Hoja a hoja, a esta sesión final de las jornadas que le ha dedicado la Casa de América le dio Padura la honestidad de su rabia y su canción protesta, pasó de José Martí, el libertador, a André Breton y a Stalin (“calificado por el mismo Trotski como el sepulturero de la Revolución”), evocó “los tristes destinos personales o literarios de Maiakovski (suicidado) y Gorki (artística y políticamente pervertido), los silencios forzosos que le fueron impuestos a Anna Ajmátova, Ósip Mandelstam e Isaac Babel, entre otros, sometidos a la cultura de la cancelación, y Mandelstam y Babel a la total cancelación: el poeta muerto en un campo de trabajo y el segundo con el tiro en la nunca que tanto le gustaba a la policía política estalinista, ambos condenados solo por practicar en su época el oficio de riesgo de escribir literatura”.
Por esa vía de las evocaciones históricas de la cruel cancelación estalinista, y no tan solo, llegó Padura a los años de plomo macizo que fueron los setenta de su propio país. “La Cuba socialista (…) practicó abierta y despiadadamente los procesos de censura y cancelación de artistas, intelectuales, docentes. Se le llamó procesos de paramentración: para ser admitido en la sociedad en construcción y al formación de El Hombre Nuevo, el intelectual debía cumplir con ciertos parámetros establecidos en un oneroso Congreso de Educación y Cultura, con la anuencia y el discurso de clausura del propio líder partidista Fidel Castro, que diez años antes, en los albores mismos de la etapa revolucionaria, había declarado que la Revolución tenía el derecho a sobrevivir y defender, y esa potestad incluía la pertinencia de los contenidos y mensajes del arte y la literatura. Con la Revolución todo; contra la Revolución, nada, dijo, y bajo ese lema un batallón de entusiastas represores hicieron sus zafras”.

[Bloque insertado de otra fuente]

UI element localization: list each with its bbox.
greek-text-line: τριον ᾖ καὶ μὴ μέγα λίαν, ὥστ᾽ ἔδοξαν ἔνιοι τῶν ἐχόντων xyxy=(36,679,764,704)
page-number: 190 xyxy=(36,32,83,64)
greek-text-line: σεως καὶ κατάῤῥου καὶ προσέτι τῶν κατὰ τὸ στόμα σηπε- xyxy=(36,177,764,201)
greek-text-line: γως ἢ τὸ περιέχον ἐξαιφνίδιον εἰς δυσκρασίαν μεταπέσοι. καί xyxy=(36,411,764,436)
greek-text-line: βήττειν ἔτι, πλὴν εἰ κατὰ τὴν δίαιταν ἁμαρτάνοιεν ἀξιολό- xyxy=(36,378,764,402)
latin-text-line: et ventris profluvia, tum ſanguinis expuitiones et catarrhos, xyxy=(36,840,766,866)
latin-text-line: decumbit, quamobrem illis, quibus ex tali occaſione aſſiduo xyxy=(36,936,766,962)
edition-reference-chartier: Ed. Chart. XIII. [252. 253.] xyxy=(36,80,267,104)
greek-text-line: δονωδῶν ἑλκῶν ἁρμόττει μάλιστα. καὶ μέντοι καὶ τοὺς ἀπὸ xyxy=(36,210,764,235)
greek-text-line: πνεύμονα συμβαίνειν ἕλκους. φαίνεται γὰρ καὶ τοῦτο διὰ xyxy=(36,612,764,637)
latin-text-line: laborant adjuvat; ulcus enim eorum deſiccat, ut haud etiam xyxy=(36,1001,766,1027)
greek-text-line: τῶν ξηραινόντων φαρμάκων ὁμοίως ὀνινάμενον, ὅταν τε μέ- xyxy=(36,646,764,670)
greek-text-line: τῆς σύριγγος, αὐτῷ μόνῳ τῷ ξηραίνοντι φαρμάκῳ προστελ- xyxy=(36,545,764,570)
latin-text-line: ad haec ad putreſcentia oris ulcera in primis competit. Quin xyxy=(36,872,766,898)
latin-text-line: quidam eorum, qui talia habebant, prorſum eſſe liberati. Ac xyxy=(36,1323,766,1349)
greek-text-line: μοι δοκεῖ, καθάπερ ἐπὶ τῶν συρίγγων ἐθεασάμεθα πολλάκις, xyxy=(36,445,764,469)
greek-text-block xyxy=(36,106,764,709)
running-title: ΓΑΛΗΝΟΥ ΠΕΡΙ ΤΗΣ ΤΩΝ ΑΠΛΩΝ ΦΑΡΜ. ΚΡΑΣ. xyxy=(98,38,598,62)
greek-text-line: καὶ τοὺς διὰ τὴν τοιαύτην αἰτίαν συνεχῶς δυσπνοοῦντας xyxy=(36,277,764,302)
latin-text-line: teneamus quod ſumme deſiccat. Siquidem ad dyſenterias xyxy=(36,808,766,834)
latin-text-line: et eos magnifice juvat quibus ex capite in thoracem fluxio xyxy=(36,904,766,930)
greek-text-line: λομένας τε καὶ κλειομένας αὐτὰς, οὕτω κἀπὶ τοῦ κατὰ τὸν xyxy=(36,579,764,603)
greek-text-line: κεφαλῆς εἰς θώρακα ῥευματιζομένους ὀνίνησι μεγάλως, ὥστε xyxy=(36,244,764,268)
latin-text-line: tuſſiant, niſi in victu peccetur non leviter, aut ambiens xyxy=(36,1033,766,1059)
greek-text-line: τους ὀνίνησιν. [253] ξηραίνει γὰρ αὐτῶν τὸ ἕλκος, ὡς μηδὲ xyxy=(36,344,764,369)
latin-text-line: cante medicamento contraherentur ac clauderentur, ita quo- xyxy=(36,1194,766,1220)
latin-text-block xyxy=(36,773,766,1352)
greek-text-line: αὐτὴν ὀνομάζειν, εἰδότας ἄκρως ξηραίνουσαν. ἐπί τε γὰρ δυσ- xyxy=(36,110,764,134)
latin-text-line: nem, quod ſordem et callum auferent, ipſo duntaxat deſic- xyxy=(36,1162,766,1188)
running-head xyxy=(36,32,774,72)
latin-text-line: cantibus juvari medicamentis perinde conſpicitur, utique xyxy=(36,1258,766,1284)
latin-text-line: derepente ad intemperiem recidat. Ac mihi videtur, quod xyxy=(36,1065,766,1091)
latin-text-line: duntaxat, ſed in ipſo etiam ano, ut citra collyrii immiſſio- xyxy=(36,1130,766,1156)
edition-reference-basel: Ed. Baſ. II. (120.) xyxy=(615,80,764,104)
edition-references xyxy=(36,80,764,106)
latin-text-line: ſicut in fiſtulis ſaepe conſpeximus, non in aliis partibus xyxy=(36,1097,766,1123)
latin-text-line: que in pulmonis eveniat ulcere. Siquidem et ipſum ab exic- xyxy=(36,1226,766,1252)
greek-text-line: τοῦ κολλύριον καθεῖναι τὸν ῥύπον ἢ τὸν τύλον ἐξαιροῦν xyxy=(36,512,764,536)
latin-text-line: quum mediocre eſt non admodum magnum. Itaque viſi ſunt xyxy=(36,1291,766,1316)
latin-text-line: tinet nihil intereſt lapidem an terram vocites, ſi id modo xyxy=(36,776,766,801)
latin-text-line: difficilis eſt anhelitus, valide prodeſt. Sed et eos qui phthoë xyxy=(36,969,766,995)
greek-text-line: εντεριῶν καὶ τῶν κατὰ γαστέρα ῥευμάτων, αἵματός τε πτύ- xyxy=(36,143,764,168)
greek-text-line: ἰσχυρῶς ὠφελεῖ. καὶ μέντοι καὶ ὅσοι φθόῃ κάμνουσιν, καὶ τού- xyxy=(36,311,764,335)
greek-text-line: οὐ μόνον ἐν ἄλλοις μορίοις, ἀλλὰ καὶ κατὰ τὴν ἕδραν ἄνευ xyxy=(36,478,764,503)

Lo escuché con las manos ateridas, un discurso lleno de la evocación de aquellas oscuridades en las que tantos jóvenes de aquella época veíamos sin ver las costuras de la Revolución que iba perdiendo su Erre mayúscula. Fue, decía Padura en su conferencia, “el quinquenio gris de la cultura cubana”, cuya esencia “se ha mantenido hasta hoy en la Cuba socialista, pues su práctica es consustancial al sistema”.
El resto del discurso de Padura circuló por las venas abiertas de la cancelación, en Cuba y en el mundo, y los que escuchábamos sus evocaciones de la realidad se nos abrió la sangre de silencio que ha habitado el tiempo que fue de ilusión y luego de desgracia.
El cubano más querido de la literatura de este tiempo abrió esta bandera: “Nada ni nadie debe coartar (…) la libertad del creador –y de cualquier individuo. Nadie puede proclamarse el dueño de la Verdad, única e indiscutible. (…) El resto es censura y la censura es cancelación, no ya de un artista, una obra, un individuo, sino de ese derecho humano que llamamos libertad”.
Se levantaron, se levantó la gente, la Casa de América fue, al fin, un baño de estupor envuelto en aplausos a Leonardo Padura, cubano, escritor, habitante literario, sentimental, rabiosamente humano, de la isla de Cuba.
Publicado en Clarín el 24 de diciembre de 2023.